Two weeks ago, the Department of Public Enterprises and Eskom briefed the South African public about the state of the country’s Power System, which I reiterated that we are managing a delicate electricity system.
In light of the above, Eskom today declared a power emergency at 06:00 am; where they indicated that rotational load shedding will be implemented, due to the constraint state of the power system.
Reasons for the declaration are:
Over the last week, Eskom has depleted dry coal stockpiles at some power stations due to the rainy weather conditions. This has contributed to severe system constraints due to lower power output as a result of wet and poor quality coal;
Last night Eskom lost three units at Kendal Power Station (in Mpumalanga), as well as having to reduce output at other power stations, Duvha in particular which has its conveyor belts being reconstructed following a fire in December 2013.
In addition, dam levels are low at Drakensberg and Palmiet Pumped Storage power stations. These plants act as reserves during peak plants and due to the constraints they were used beyond the peak times hence the low reserves at the dams.
This was exacerbated by the loss of imports via Zimbabwe Electricity Supply Authority (ZESA), the Zimbabwean electricity utility.
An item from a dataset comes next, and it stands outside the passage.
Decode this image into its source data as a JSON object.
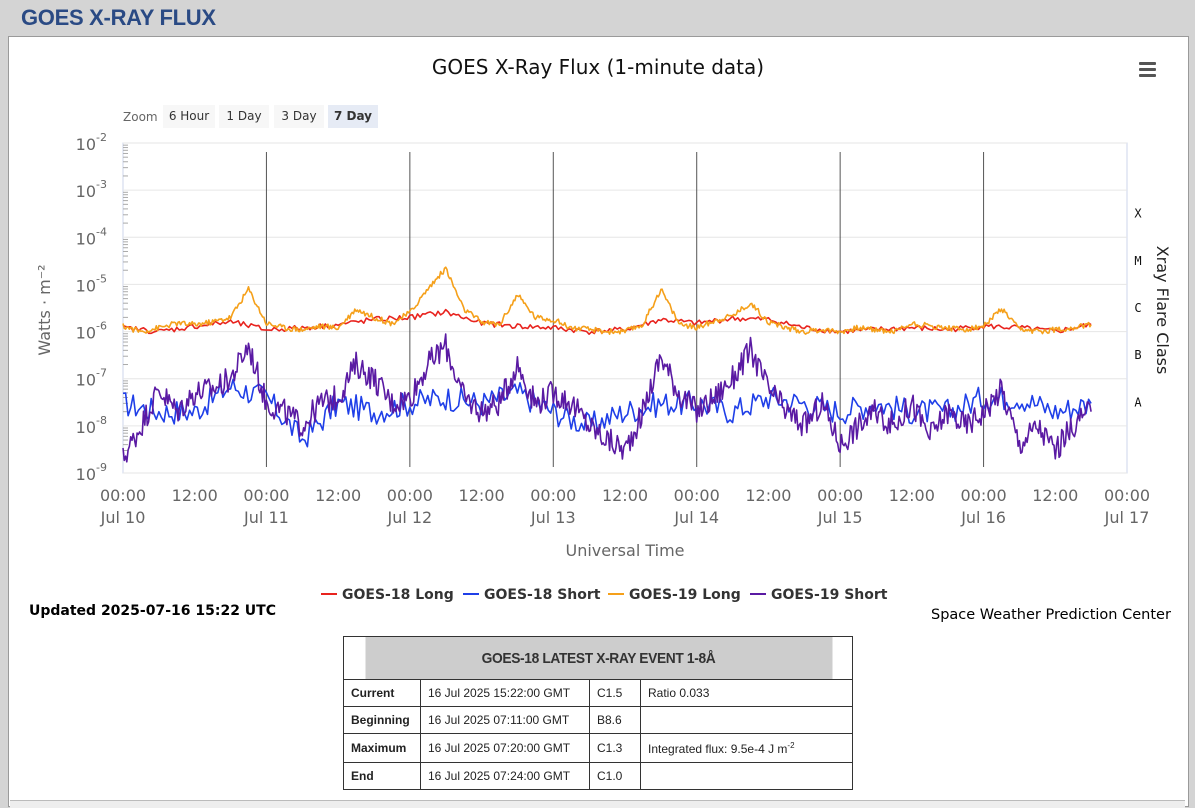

After all reserves were used and after a reduction by key industrial customers at 8h00, an additional reduction in demand of about 3000MW was needed to balance the electricity system.
To make provision for the shortfall of 3000MW Eskom’s emergency protocol requires that all customers (Eskom and municipality customers) reduce their demand by 20% through rotational load shedding.
It is anticipated that the emergency will continue until after the evening peak tonight.
An assessment will be made on the prognosis for tomorrow.
The three Kendal units are expected to return during the day as well as another unit by evening peak from Majuba Power Station. The poor wet weather conditions are expected to continue until next week.
Load shedding is done as a last resort to protect the national system from a total blackout which would have significant impact on the economic developments of South Africa. Utilising load shedding enables Eskom to balance supply and demand in a controlled manner while minimising the risk of a total blackout. A total blackout also takes longer up to weeks, to recover to normality.
Although, this is the first time load has been shed since 2008, Eskom is in a much better position to manage the situation than they were then: in that they have the skills, experience and the knowledge, with a robust risk and early warning protocol in place. They have also developed communication protocols with Municipalities and various stakeholders
Load shedding schedules and protocol
The load shedding will impact all customer segments throughout the country. It will be implemented nationally on a rotational basis as per Eskom’s load shedding schedules available on the Eskom website. Each municipality has developed their own schedule to manage their load shedding within the various stages.
There are three stages of load shedding and we are currently in stage three that requires up to 3000MW of demand reduction.
Eskom and the Department of Public Enterprises have initiated all communication protocol. This includes media, stakeholder and social media messaging. This is in line with the transparent communication we have been having on the challenges that Eskom is facing in managing a very delicate power system.